Our EAP provider provides a lot of health information. I will begin passing on more of it. There was a big discussion on one of the other boards a week or so ago regarding the effect of Wellness programs on insurance rates. The concensus there seem to be that they were a good thing to do but ultimately had little impact on insurance rates.

Thanks again

Benefits sticker shock

posted at 8/11/2011 10:12 AM EDT
Posts: 1047
First: 4/11/2002
Last: 9/14/2011
They gave you the whole "leverage" pitch eh? I hate to break it to you, but different brokers don't have different leverage with the insurance carriers regardless of what they claim. Each renewal is independent. Now, one broker can definitely be more competent than another. You'd be surprised how many brokers don't understand how to pick apart a renewal.

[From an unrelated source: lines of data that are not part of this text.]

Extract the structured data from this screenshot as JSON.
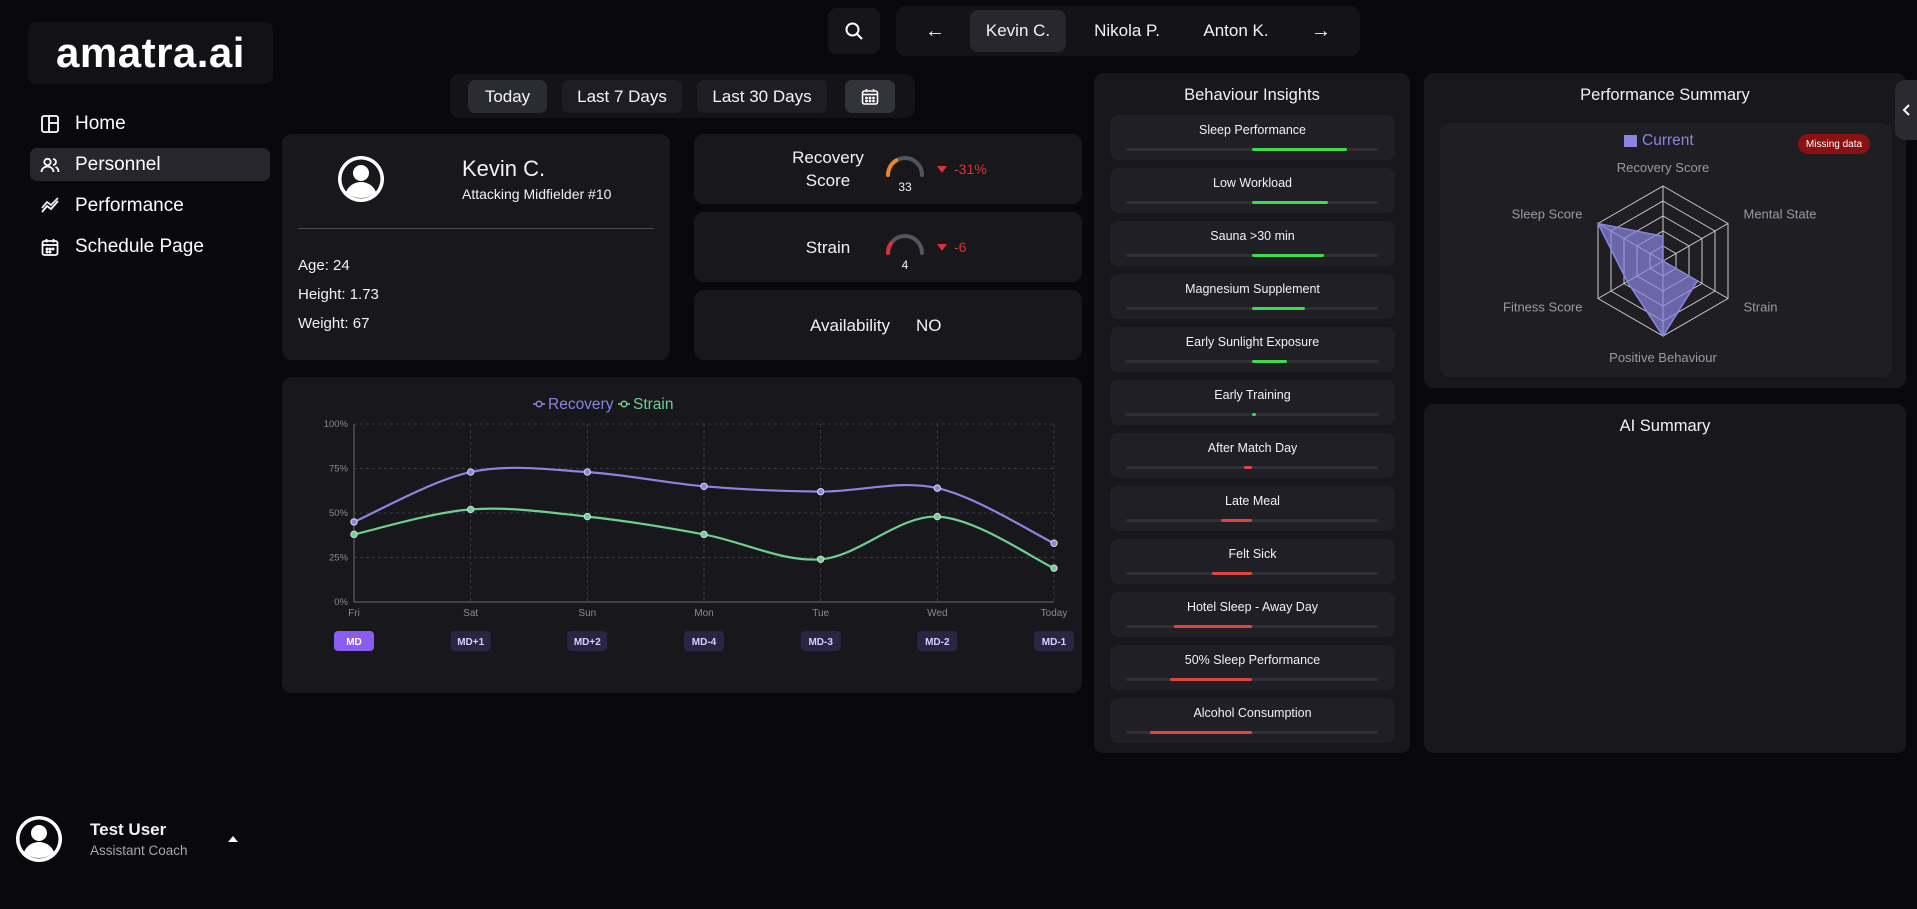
{
  "brand": {
    "logo": "amatra.ai"
  },
  "nav": {
    "items": [
      {
        "label": "Home",
        "icon": "layout-icon",
        "active": false
      },
      {
        "label": "Personnel",
        "icon": "users-icon",
        "active": true
      },
      {
        "label": "Performance",
        "icon": "trend-icon",
        "active": false
      },
      {
        "label": "Schedule Page",
        "icon": "calendar-icon",
        "active": false
      }
    ]
  },
  "user": {
    "name": "Test User",
    "role": "Assistant Coach"
  },
  "players": {
    "prev": "←",
    "next": "→",
    "tabs": [
      "Kevin C.",
      "Nikola P.",
      "Anton K."
    ],
    "active": "Kevin C."
  },
  "range": {
    "options": [
      "Today",
      "Last 7 Days",
      "Last 30 Days"
    ],
    "active": "Today"
  },
  "profile": {
    "name": "Kevin C.",
    "position": "Attacking Midfielder #10",
    "age": "Age: 24",
    "height": "Height: 1.73",
    "weight": "Weight: 67"
  },
  "metrics": {
    "recovery": {
      "label_line1": "Recovery",
      "label_line2": "Score",
      "value": "33",
      "delta": "-31%",
      "gauge_color": "#e8862b",
      "gauge_fraction": 0.33
    },
    "strain": {
      "label": "Strain",
      "value": "4",
      "delta": "-6",
      "gauge_color": "#d8333a",
      "gauge_fraction": 0.19
    },
    "availability": {
      "label": "Availability",
      "value": "NO"
    }
  },
  "chart_data": {
    "type": "line",
    "legend": [
      "Recovery",
      "Strain"
    ],
    "x": [
      "Fri",
      "Sat",
      "Sun",
      "Mon",
      "Tue",
      "Wed",
      "Today"
    ],
    "ytick_labels": [
      "0%",
      "25%",
      "50%",
      "75%",
      "100%"
    ],
    "ylim": [
      0,
      100
    ],
    "series": [
      {
        "name": "Recovery",
        "color": "#8b85e0",
        "values": [
          45,
          73,
          73,
          65,
          62,
          64,
          33
        ]
      },
      {
        "name": "Strain",
        "color": "#6fcf8e",
        "values": [
          38,
          52,
          48,
          38,
          24,
          48,
          19
        ]
      }
    ],
    "match_days": [
      "MD",
      "MD+1",
      "MD+2",
      "MD-4",
      "MD-3",
      "MD-2",
      "MD-1"
    ],
    "active_match_day": "MD",
    "grid": true
  },
  "behaviour": {
    "title": "Behaviour Insights",
    "items": [
      {
        "label": "Sleep Performance",
        "side": "positive",
        "fraction": 0.75
      },
      {
        "label": "Low Workload",
        "side": "positive",
        "fraction": 0.6
      },
      {
        "label": "Sauna >30 min",
        "side": "positive",
        "fraction": 0.57
      },
      {
        "label": "Magnesium Supplement",
        "side": "positive",
        "fraction": 0.42
      },
      {
        "label": "Early Sunlight Exposure",
        "side": "positive",
        "fraction": 0.28
      },
      {
        "label": "Early Training",
        "side": "positive",
        "fraction": 0.03
      },
      {
        "label": "After Match Day",
        "side": "negative",
        "fraction": 0.06
      },
      {
        "label": "Late Meal",
        "side": "negative",
        "fraction": 0.25
      },
      {
        "label": "Felt Sick",
        "side": "negative",
        "fraction": 0.32
      },
      {
        "label": "Hotel Sleep - Away Day",
        "side": "negative",
        "fraction": 0.62
      },
      {
        "label": "50% Sleep Performance",
        "side": "negative",
        "fraction": 0.65
      },
      {
        "label": "Alcohol Consumption",
        "side": "negative",
        "fraction": 0.81
      }
    ],
    "positive_color": "#3ddc4a",
    "negative_color": "#e0443e"
  },
  "performance": {
    "title": "Performance Summary",
    "legend": "Current",
    "badge": "Missing data",
    "axes": [
      "Recovery Score",
      "Mental State",
      "Strain",
      "Positive Behaviour",
      "Fitness Score",
      "Sleep Score"
    ],
    "values": [
      0.33,
      0.0,
      0.53,
      1.0,
      0.55,
      1.0
    ],
    "fill_color": "#8b85e0"
  },
  "ai": {
    "title": "AI Summary"
  }
}
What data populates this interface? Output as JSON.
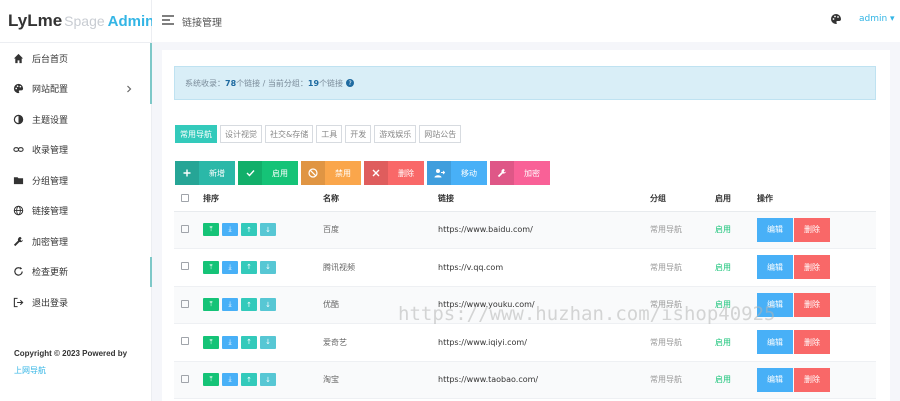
{
  "brand": {
    "part1": "LyLme",
    "part2": "Spage",
    "part3": "Admin"
  },
  "sidebar": {
    "items": [
      {
        "label": "后台首页",
        "icon": "home-icon"
      },
      {
        "label": "网站配置",
        "icon": "palette-icon"
      },
      {
        "label": "主题设置",
        "icon": "contrast-icon"
      },
      {
        "label": "收录管理",
        "icon": "link-icon"
      },
      {
        "label": "分组管理",
        "icon": "folder-icon"
      },
      {
        "label": "链接管理",
        "icon": "globe-icon"
      },
      {
        "label": "加密管理",
        "icon": "wrench-icon"
      },
      {
        "label": "检查更新",
        "icon": "refresh-icon"
      },
      {
        "label": "退出登录",
        "icon": "logout-icon"
      }
    ],
    "copyright": "Copyright © 2023 Powered by",
    "copyright_link": "上网导航"
  },
  "header": {
    "title": "链接管理",
    "user": "admin ▾"
  },
  "alert": {
    "prefix": "系统收录：",
    "total": "78",
    "mid": " 个链接 / 当前分组：",
    "current": "19",
    "suffix": " 个链接"
  },
  "tabs": [
    "常用导航",
    "设计视觉",
    "社交&存储",
    "工具",
    "开发",
    "游戏娱乐",
    "网站公告"
  ],
  "toolbar": [
    {
      "label": "新增",
      "icon": "plus-icon",
      "color": "#2bb8a8"
    },
    {
      "label": "启用",
      "icon": "check-icon",
      "color": "#15c377"
    },
    {
      "label": "禁用",
      "icon": "ban-icon",
      "color": "#faa64b"
    },
    {
      "label": "删除",
      "icon": "times-icon",
      "color": "#f96868"
    },
    {
      "label": "移动",
      "icon": "user-move-icon",
      "color": "#48b0f7"
    },
    {
      "label": "加密",
      "icon": "wrench-icon",
      "color": "#f96197"
    }
  ],
  "table": {
    "headers": [
      "排序",
      "名称",
      "链接",
      "分组",
      "启用",
      "操作"
    ],
    "rows": [
      {
        "name": "百度",
        "url": "https://www.baidu.com/",
        "group": "常用导航",
        "enabled": "启用"
      },
      {
        "name": "腾讯视频",
        "url": "https://v.qq.com",
        "group": "常用导航",
        "enabled": "启用"
      },
      {
        "name": "优酷",
        "url": "https://www.youku.com/",
        "group": "常用导航",
        "enabled": "启用"
      },
      {
        "name": "爱奇艺",
        "url": "https://www.iqiyi.com/",
        "group": "常用导航",
        "enabled": "启用"
      },
      {
        "name": "淘宝",
        "url": "https://www.taobao.com/",
        "group": "常用导航",
        "enabled": "启用"
      }
    ],
    "sort_buttons": [
      {
        "glyph": "⤒",
        "color": "#15c377",
        "name": "top-icon"
      },
      {
        "glyph": "⤓",
        "color": "#48b0f7",
        "name": "bottom-icon"
      },
      {
        "glyph": "↑",
        "color": "#33cabb",
        "name": "up-icon"
      },
      {
        "glyph": "↓",
        "color": "#57c7d4",
        "name": "down-icon"
      }
    ],
    "edit_label": "编辑",
    "delete_label": "删除"
  },
  "watermark": "https://www.huzhan.com/ishop40925"
}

Going back to the top, unless you are self-insured on some level, you're not going to beat renewals over the long haul. If your broker pushes hard one year and does a heck of a job negotiating your renewal, it's going to catch up to you the following year since you're going to be that much further away from the manual rates.

Lastly, high deductible plans have little to no impact on the TOTAL cost of a health plan. All it does is push more costs on to your employees. While you can definitely get creative with HRA's and HSA's, the plan as a whole needs to reward employees that make healthy lifestyle choices and penalize those that don't in order for you to have a "positive" impact on claims.